Let alone "another" dig. I have never had any contact with you before. That is solely your interpretation. You however did take a dig at me. Does that mean I am justified in heaping abuse on you?
| The lack of Reagan to use his power as president delayed elevating this horrible disease to the status of attention (funding and education) it needed to prevent further spread. |
As has been pointed out repeatedly in this thread this simply isn't the case. I'd refute it, but all anyone needs do is scroll up.
| Culture issues aside - if there's no disease, there's nothing to spread. |
But there
is a disease. Your argument might hold some weight if post-Reagan the funding were raised and a cure found. Then you could say, "See what Reagan did! These people died when they could have been cured if only he had supported it!" I'd even agree with you. However there is a disease. Reagan didn't create it. And all the king's horses and all the king's men since haven't been able to stop it either. Cultural issues aren't aside, because it is the beliefs of the culture and the actions resulting from those beliefs that spread the disease. Different culture -- less to no disease.

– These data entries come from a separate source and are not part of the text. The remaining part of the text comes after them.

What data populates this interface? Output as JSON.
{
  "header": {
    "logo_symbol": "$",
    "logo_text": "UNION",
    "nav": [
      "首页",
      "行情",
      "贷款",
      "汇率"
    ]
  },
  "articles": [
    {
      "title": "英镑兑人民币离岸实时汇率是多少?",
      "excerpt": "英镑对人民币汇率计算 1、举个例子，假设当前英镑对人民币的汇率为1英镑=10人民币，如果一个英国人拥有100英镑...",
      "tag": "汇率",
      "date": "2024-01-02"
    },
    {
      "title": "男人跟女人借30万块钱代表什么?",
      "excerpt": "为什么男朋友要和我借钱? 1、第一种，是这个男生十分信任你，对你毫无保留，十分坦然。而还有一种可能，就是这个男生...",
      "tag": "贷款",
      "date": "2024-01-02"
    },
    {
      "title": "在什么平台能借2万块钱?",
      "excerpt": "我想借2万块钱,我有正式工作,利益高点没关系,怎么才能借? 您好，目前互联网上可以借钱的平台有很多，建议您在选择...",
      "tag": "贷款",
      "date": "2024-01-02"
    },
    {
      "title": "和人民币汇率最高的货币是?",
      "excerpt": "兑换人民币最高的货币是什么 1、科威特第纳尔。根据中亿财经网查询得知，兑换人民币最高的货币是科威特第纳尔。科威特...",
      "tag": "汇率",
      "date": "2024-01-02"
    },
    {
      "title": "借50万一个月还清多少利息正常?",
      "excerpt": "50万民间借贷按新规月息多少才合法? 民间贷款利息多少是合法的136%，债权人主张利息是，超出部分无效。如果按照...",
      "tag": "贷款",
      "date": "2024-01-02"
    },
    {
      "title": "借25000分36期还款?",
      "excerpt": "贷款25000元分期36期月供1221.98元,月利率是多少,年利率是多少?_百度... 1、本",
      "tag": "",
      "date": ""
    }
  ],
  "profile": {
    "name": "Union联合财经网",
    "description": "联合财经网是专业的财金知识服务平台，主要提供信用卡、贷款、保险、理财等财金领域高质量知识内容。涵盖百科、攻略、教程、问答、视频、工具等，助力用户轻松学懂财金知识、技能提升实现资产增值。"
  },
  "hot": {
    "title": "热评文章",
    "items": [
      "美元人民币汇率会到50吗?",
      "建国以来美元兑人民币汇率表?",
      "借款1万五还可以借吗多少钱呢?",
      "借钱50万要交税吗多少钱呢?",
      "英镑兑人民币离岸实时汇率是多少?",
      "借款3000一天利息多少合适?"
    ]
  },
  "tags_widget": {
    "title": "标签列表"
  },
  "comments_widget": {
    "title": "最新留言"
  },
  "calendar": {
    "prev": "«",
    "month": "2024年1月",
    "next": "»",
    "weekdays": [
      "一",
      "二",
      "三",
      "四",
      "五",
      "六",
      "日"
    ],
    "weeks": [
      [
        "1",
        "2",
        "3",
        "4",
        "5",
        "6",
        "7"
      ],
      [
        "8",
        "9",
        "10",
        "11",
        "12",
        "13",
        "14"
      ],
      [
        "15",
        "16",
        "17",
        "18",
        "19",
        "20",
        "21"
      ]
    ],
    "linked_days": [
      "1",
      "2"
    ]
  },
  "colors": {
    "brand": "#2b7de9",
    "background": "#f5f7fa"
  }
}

| Your comment, "the world is not our responsibility" is exactly the sentiment that scares the hell out of me. |
You simply can't force people to be enlightened or to help themselves. Take it out of the macro and look at it from a micro viewpoint. Person-to-person people have to want help. Ultimately people have to help themselves. Take an alcoholic. You can give them all the education in the world, make available all the help and programs in the world, but ultimately they have to want it for themselves, work for it themselves, and ultimately obtain it for themselves. So it is on a national level. We could pour out ourselves totally into Africa, use all our natural resources, bankrupt ourselves for them, and in the end they would end up exactly the same, just like the drunk forced to "go dry." (And they and the world at large would probably find a way to hate us and blame us for it.) There is only so much those on the outside can do.
As for the rest of that paragraph, isn't that in part the rational used to invade Iraq? We have to help those people? We have to save them from a despot and bring them liberty and freedom? As an avowed liberal, I don't think you would agree with those actions, yet the case
can be made off the same "For as you have done unto the least of mine you have done unto me" rational, the same "(not) Forsaking the most dire and troubling needs of the world, simply because they appear too insurmountable" rational.

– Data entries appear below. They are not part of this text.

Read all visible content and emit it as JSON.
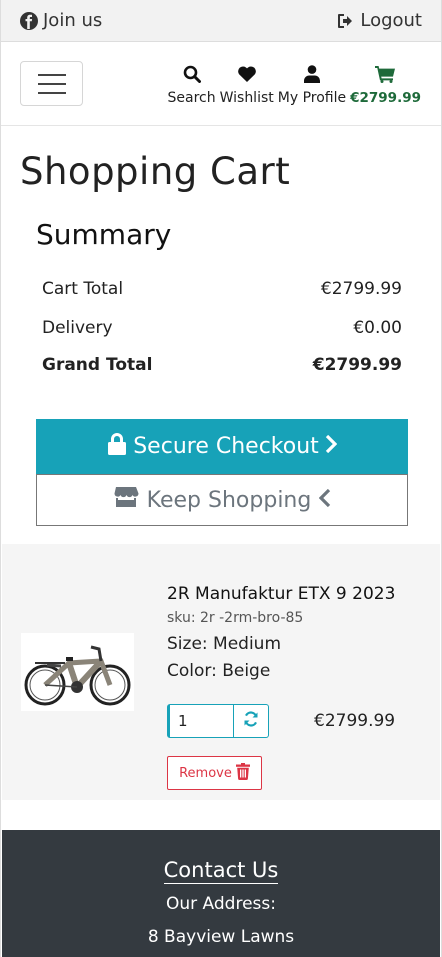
{
  "topbar": {
    "join_label": "Join us",
    "logout_label": "Logout"
  },
  "nav": {
    "search_label": "Search",
    "wishlist_label": "Wishlist",
    "profile_label": "My Profile",
    "cart_total": "€2799.99"
  },
  "page_title": "Shopping Cart",
  "summary": {
    "heading": "Summary",
    "rows": [
      {
        "label": "Cart Total",
        "value": "€2799.99"
      },
      {
        "label": "Delivery",
        "value": "€0.00"
      },
      {
        "label": "Grand Total",
        "value": "€2799.99"
      }
    ]
  },
  "buttons": {
    "checkout_label": "Secure Checkout",
    "keep_shopping_label": "Keep Shopping",
    "remove_label": "Remove"
  },
  "cart_item": {
    "name": "2R Manufaktur ETX 9 2023",
    "sku": "sku: 2r -2rm-bro-85",
    "size": "Size: Medium",
    "color": "Color: Beige",
    "quantity": "1",
    "price": "€2799.99"
  },
  "footer": {
    "contact_heading": "Contact Us",
    "address_label": "Our Address:",
    "address_line1": "8 Bayview Lawns"
  },
  "colors": {
    "accent": "#17a2b8",
    "cart_green": "#1e6a3a",
    "danger": "#dc3545",
    "footer_bg": "#343a40"
  }
}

You have to take care of you and your own first. Then you can give as much help as you can to others as long as you don't overly harm or destroy yourself or those in your care. We can offer no further help to the world if we run ourselves into the ground trying to help the world.

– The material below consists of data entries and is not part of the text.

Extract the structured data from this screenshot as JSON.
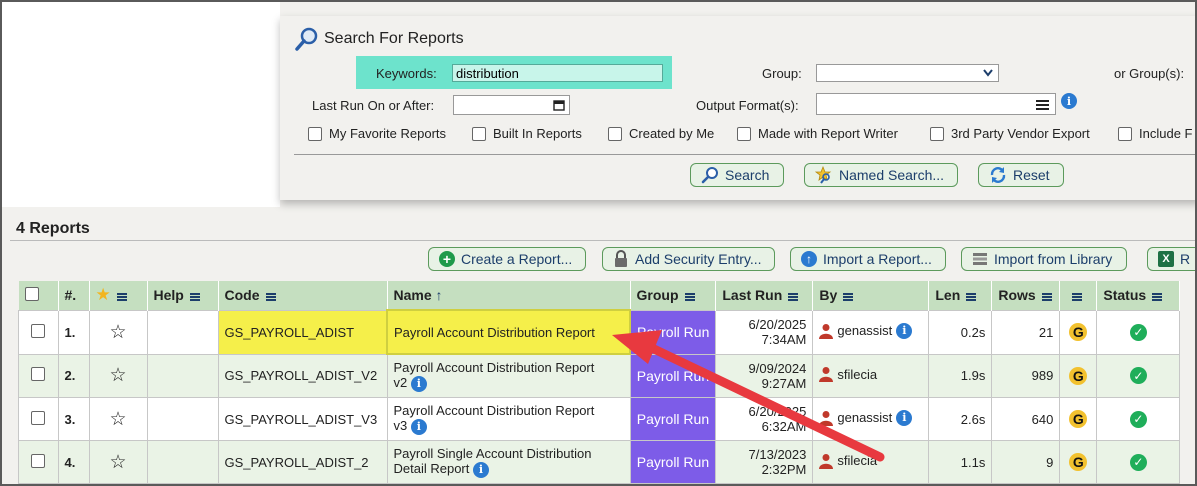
{
  "search": {
    "title": "Search For Reports",
    "keywords_label": "Keywords:",
    "keywords_value": "distribution",
    "group_label": "Group:",
    "or_groups_label": "or Group(s):",
    "last_run_label": "Last Run On or After:",
    "output_format_label": "Output Format(s):",
    "checkboxes": [
      "My Favorite Reports",
      "Built In Reports",
      "Created by Me",
      "Made with Report Writer",
      "3rd Party Vendor Export",
      "Include F"
    ],
    "search_btn": "Search",
    "named_search_btn": "Named Search...",
    "reset_btn": "Reset"
  },
  "reports": {
    "count_label": "4 Reports",
    "toolbar": {
      "create": "Create a Report...",
      "security": "Add Security Entry...",
      "import": "Import a Report...",
      "library": "Import from Library",
      "excel": "R"
    },
    "columns": {
      "num": "#.",
      "help": "Help",
      "code": "Code",
      "name": "Name",
      "name_sort": "↑",
      "group": "Group",
      "last_run": "Last Run",
      "by": "By",
      "len": "Len",
      "rows": "Rows",
      "status": "Status"
    },
    "rows": [
      {
        "num": "1.",
        "code": "GS_PAYROLL_ADIST",
        "name1": "Payroll Account Distribution Report",
        "name2": "",
        "group": "Payroll Run",
        "date": "6/20/2025",
        "time": "7:34AM",
        "by": "genassist",
        "len": "0.2s",
        "rows": "21"
      },
      {
        "num": "2.",
        "code": "GS_PAYROLL_ADIST_V2",
        "name1": "Payroll Account Distribution Report",
        "name2": "v2",
        "group": "Payroll Run",
        "date": "9/09/2024",
        "time": "9:27AM",
        "by": "sfilecia",
        "len": "1.9s",
        "rows": "989"
      },
      {
        "num": "3.",
        "code": "GS_PAYROLL_ADIST_V3",
        "name1": "Payroll Account Distribution Report",
        "name2": "v3",
        "group": "Payroll Run",
        "date": "6/20/2025",
        "time": "6:32AM",
        "by": "genassist",
        "len": "2.6s",
        "rows": "640"
      },
      {
        "num": "4.",
        "code": "GS_PAYROLL_ADIST_2",
        "name1": "Payroll Single Account Distribution",
        "name2": "Detail Report",
        "group": "Payroll Run",
        "date": "7/13/2023",
        "time": "2:32PM",
        "by": "sfilecia",
        "len": "1.1s",
        "rows": "9"
      }
    ]
  },
  "colors": {
    "group_bg": "#7d5ce8",
    "highlight": "#f5ef4a",
    "header_bg": "#c5dfc0",
    "arrow": "#e8393f",
    "keyword_band": "#6de3cc"
  }
}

| Frankly, I wasn't aware of any "apology" from the Christian community and would welcome any links or articles you could share. |
It would be more helpful to see the individuals involved than this "Community" focus. If you'll excuse it, it seems to me you have trouble "seeing the trees for the forest." I have heard and/or seen that Jerry Falwell, Pat Robertson, and Hal Lindsey (sp?) all apologized for their "AIDS is punishment" remarks. Frankly I was so incensed when I heard Lindsey say that I have strongly disliked him and discounted most everything he said ever since. (Actually I don't have a very high view of any of those three. The first two are at times the fundamentalist equivalent of PETA, making outlandish statements for the sake of publicity.)
I briefly looked for links but the only ones I could find are from those still using the quotes against them. The problem is, once these guys have issued their apologies they tend to completely distance themselves, not even leaving the apologies where they can be seen. That's probably a bad move. It just leaves them open to the ongoing criticism without any defense. It's too bad they don't come out against their remarks as strongly as they made them to begin with.
There are "mainstream" denominations that support homosexuality and others that, while not endorsing it, accept it and are far from the scorched Earth philosophy of "AIDS is God's punishment." Do you lump them into "the Christian Community?" Those who made such comments are rightly condemned. To condemn an entire group for comments made by members of that group is, to me, bigotry.